Akibatnya berdampak pada tingginya kasus gangguan kesehatan akibat kekurangan yodium (GAKY) di kecamatan.

Temuan itu didapat dari hasil penelitian sampel yang diambil pada 31 Mei lalu. Kepala Dinas Kesehatan Wonogiri, Adhi Dharma, mengatakan data terbaru menunjukkan angka GAKY di Wonogiri mencapai 1.308 penderita gondok dan 191 penderita kretin. Dari jumlah itu, 316 penderita gondok dan kretin berada di Kecamatan Kismantoro.

“Info yang didapat sebelumnya penderita GAKY hanya di Kismantoro, ternyata menyebar di 25 kecamatan dengan angka tertinggi di Kismantoro. Makanya, sampel air diambil dari sana. Kasus GAKY mayoritas diderita pada warga yang berumur di atas 50-an tahun, namun pembaruannya sampai saat ini ada penderita anak umur tujuh tahun,” katanya, dilansir Solopos.

Guna menangani persoalan tersebut, Pemkab Wonogiri berupaya mengambil solusi jangka pendek, menengah, dan panjang. Untuk jangka pendeknya, pemerintah membuka layanan operasi gratis bagi. Sedangkan untuk jangka menengah dan panjang dilakukan perbaikan sanitasi sehingga air yang menjadi sumber hidup masyarakat memiliki kandungan yodium yang cukup.

“Sampel garam yang diambil Kemenkes masih cukup baik, meski sekadar garam gosrok tradisional. Permasalahannya ada pada air,” imbuh Adhi.

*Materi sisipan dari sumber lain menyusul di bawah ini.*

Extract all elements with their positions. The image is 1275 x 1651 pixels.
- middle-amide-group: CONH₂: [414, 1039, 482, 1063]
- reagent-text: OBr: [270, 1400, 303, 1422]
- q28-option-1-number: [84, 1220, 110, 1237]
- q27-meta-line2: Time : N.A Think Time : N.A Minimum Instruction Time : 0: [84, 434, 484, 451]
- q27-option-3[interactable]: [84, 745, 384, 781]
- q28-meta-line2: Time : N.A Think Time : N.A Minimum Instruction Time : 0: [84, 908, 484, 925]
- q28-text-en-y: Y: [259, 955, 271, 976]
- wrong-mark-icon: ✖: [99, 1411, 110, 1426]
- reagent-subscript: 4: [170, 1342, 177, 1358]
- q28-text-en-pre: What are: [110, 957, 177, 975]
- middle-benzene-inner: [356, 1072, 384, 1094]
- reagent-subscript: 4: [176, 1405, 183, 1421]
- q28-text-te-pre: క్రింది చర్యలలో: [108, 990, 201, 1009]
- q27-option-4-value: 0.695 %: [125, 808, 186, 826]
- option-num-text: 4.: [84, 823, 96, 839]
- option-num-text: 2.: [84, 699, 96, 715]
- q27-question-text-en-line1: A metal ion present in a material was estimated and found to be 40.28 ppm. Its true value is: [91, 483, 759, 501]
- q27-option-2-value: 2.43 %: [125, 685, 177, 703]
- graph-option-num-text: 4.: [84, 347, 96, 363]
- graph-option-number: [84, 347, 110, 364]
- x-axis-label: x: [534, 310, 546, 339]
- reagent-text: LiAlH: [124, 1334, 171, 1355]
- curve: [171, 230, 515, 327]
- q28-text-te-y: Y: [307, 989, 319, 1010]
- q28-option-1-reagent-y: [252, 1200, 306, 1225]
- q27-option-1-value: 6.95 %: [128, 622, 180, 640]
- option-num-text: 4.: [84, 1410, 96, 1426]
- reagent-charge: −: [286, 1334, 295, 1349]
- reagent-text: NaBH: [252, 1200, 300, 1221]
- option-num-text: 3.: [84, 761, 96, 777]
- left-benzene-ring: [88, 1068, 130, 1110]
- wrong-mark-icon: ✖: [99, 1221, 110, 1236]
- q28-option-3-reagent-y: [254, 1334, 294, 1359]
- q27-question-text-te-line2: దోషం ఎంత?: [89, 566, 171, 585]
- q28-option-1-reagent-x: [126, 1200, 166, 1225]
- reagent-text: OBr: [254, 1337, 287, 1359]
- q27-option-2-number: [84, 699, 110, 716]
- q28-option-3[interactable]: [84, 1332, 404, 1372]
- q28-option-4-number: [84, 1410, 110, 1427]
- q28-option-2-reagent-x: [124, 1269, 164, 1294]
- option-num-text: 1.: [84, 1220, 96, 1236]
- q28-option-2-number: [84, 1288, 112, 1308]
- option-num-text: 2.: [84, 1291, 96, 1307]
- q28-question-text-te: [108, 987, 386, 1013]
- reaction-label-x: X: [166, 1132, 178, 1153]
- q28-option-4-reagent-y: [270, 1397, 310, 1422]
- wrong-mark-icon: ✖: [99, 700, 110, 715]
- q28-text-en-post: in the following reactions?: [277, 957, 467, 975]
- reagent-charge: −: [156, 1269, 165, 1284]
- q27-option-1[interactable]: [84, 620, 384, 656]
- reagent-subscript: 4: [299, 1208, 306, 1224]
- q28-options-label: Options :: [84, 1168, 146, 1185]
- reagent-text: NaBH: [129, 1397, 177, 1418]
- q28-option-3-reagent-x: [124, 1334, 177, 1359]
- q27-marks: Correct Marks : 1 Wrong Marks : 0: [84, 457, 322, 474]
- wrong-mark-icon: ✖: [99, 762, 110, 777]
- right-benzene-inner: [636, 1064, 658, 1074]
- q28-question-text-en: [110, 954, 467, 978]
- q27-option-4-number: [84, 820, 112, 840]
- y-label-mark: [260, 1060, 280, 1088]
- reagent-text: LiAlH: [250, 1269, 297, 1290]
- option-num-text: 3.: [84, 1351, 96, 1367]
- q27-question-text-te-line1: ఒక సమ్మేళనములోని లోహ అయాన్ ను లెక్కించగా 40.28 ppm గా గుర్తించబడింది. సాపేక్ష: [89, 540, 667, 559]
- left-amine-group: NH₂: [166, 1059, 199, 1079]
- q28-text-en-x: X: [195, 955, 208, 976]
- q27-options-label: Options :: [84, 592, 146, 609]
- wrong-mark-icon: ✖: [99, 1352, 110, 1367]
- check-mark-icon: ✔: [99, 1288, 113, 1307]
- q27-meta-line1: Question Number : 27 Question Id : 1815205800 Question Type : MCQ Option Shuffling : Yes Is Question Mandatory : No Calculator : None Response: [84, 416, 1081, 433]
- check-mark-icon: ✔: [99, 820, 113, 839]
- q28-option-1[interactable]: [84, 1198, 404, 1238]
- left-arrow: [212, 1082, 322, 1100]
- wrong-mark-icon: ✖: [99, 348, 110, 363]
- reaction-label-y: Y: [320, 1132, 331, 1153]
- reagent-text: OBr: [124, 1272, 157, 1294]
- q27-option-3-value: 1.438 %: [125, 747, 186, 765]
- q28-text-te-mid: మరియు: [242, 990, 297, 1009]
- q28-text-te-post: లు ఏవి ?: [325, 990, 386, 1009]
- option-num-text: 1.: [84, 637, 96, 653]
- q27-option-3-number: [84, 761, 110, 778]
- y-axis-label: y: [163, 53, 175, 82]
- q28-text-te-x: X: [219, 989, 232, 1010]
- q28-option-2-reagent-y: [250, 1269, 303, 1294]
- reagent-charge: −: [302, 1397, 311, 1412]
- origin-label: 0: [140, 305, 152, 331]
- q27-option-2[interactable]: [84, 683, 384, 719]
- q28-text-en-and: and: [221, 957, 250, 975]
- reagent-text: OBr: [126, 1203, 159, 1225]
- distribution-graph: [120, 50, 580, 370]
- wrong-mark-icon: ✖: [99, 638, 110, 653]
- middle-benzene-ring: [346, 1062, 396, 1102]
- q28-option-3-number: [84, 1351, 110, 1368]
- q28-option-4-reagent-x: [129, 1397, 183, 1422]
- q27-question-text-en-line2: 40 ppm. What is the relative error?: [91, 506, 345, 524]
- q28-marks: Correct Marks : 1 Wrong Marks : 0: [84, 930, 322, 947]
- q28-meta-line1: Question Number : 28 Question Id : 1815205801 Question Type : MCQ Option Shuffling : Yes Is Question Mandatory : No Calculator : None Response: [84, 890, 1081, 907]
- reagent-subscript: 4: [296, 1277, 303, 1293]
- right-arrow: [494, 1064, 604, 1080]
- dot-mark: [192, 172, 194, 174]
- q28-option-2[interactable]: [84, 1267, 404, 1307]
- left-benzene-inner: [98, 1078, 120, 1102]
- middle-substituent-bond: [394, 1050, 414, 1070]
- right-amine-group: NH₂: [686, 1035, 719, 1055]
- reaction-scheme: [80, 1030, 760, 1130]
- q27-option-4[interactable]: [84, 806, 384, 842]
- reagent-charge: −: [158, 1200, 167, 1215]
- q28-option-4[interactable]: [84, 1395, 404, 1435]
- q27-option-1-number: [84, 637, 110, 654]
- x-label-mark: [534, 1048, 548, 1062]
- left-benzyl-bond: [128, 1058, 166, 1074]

Saat ini jumlah penderita GAKY yang telah dinyatakan layak operasi mencapai 706 orang. Sisanya, penderita tak bisa melanjutkan ke tahapan operasi karena berbagai faktor. Di antaranya, terdapat temuan penyakit ganas seperti kanker, hamil, wanita usia subur, masih di bawah umur, dan kepasrahan dari pihak keluarga.